Against this backdrop, open political proposals are emerging that would have been unthinkable a year ago. Lithuanian Defense Minister Laurinas Kasciunas has suggested that one solution to Kyiv's "urgent need for recruits" could be to return conscript-age men back to Ukraine. In Germany, the leader of the Bavarian Christian Social Union, Markus Söder, called the idea of ​​discussing sending Ukrainians fit for service home to defend their own country "completely legitimate." Such statements echo last year's discussions in the EU about the possibility of forming a "Ukrainian legion" abroad and increase pressure on Kyiv: allies are less and less willing to be just a rear guard if those whom Kyiv itself calls the "mobilization reserve" continue to go to the rear.

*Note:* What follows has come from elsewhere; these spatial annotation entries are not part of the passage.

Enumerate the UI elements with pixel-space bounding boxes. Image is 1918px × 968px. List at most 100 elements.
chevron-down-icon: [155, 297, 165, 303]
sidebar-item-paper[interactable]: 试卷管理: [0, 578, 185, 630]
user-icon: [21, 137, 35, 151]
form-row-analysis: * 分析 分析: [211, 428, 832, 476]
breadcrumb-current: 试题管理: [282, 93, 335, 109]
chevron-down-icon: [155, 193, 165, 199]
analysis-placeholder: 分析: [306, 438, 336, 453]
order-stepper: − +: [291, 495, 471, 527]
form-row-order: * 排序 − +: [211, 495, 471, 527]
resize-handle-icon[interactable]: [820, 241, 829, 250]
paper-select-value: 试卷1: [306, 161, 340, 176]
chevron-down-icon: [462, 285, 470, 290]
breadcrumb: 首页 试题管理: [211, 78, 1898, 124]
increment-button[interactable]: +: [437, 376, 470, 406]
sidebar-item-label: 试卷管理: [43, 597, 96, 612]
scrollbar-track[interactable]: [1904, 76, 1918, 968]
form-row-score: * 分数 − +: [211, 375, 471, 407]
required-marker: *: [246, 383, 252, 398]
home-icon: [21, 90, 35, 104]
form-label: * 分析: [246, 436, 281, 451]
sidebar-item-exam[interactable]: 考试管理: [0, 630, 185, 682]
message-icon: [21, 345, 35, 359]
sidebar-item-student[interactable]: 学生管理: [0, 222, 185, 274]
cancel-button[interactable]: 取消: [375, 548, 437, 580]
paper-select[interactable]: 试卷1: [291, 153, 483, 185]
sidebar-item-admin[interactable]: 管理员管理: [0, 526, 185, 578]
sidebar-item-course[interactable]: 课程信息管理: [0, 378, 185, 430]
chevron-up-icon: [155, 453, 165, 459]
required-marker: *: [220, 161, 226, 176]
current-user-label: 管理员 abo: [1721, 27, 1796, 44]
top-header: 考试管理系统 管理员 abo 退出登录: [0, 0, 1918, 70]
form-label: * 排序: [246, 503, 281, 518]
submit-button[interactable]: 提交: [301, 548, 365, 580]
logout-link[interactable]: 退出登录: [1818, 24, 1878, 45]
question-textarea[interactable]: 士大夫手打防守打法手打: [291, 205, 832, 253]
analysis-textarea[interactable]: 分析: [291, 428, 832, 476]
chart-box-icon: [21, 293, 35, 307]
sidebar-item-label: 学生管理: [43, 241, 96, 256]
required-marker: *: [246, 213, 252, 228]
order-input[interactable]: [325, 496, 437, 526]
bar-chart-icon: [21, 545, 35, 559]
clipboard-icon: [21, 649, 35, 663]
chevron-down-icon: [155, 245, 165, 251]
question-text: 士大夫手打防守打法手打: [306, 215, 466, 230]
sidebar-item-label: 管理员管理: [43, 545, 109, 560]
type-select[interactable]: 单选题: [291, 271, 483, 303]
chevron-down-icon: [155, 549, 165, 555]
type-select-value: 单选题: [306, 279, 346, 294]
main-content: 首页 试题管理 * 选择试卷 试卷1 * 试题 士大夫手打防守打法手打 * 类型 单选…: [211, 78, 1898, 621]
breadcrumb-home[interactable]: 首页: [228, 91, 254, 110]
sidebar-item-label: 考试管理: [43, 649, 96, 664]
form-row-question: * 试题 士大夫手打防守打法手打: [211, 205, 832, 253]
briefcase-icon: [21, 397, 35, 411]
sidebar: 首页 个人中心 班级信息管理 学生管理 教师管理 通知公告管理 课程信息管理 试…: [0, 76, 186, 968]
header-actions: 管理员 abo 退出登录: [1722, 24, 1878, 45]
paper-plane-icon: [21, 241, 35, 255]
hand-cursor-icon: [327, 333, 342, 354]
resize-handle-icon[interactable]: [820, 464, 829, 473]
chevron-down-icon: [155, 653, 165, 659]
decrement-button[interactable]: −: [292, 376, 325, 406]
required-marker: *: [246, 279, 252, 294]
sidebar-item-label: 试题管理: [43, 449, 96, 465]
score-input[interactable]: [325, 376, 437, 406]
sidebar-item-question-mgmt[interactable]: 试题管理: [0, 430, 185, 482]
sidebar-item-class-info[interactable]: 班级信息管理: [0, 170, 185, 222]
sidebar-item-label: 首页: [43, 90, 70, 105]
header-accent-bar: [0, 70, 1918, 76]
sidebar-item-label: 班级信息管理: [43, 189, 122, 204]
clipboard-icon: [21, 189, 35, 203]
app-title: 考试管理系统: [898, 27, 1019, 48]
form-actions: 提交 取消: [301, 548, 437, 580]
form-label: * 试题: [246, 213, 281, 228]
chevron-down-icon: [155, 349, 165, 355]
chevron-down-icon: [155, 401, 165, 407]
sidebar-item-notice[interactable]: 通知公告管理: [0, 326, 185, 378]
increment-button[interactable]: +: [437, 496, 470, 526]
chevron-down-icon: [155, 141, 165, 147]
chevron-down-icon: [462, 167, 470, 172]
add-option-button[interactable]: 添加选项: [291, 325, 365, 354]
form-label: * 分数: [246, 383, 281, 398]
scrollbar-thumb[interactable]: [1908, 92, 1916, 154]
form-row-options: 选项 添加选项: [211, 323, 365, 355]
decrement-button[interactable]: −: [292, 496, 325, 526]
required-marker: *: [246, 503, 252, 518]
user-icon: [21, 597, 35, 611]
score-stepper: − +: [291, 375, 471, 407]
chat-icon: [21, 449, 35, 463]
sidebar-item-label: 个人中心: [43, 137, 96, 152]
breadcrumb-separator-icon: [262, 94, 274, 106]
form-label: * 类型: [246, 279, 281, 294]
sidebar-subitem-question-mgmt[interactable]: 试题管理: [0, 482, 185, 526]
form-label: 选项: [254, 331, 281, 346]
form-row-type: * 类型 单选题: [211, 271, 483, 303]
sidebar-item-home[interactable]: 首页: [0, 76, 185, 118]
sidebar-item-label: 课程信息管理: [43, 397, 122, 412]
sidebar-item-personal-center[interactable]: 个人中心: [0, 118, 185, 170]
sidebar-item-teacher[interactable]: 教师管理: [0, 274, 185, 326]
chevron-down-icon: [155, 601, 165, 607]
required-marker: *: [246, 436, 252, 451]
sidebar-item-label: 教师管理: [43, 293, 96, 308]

The Telegraph adds another threat: Russia is deliberately targeting the energy sector, trying to make large Ukrainian cities uninhabitable in winter. The Kremlin's idea, according to Western analysts, is simple - the cold and darkness will push civilians to the EU borders, and Europe, already tired of war and having paid a high social price for accepting millions of refugees, will become increasingly nervous. German security services have already officially warned their government about the risk of a new large wave of Ukrainian refugees this winter precisely because of the cuts to heat and electricity.

This story is about more than “someone escaped.” It’s about a resource without which Ukraine will not be able to fight, and about the political fatigue of the allies. The Telegraph puts it bluntly: if the current rate of losses on the front is combined with a new wave of young men leaving, then Ukraine risks losing its most valuable resource — people. Without this resource, not only victory is impossible, but also the very future of the country.

Official Kyiv is publicly trying to downplay the drama. State Border Service representative Andriy Demchenko admitted that the departure of men aged 18–22 is recorded, but called it “small in the overall passenger flow.” The Ukrainian authorities also explain the new departure rules by the desire to keep young citizens within the legal framework, not to sever the state’s ties with the generation that grew up in the war, and not to allow this age group to be completely alienated.

But even if the government's position sounds like an attempt to keep young people "in touch with Ukraine," the political background around the topic is changing. The EU openly says that support for Kyiv will be increasingly difficult to explain to voters if, at the same time, more and more Ukrainian men of draft age appear in European capitals. In Ukraine itself, the issue is also becoming toxic: the military command has long been talking about a shortage of manpower, but the mobilization age has not been lowered, and any hints of the forced return of men from abroad cause public shock.

As a result, the situation looks like a vicious circle. The war has been going on for the third winter and shows no signs of ending soon. The allies are sending weapons, but they are setting political conditions. Ukraine is trying to avoid losing a generation and maintain the front, but is paying for it with another outflow of people. And this is what, according to Western observers, makes the current moment the most dangerous in the entire time of a full-scale war: without people there will be no army, without an army there will be no front, without a front there will be no country.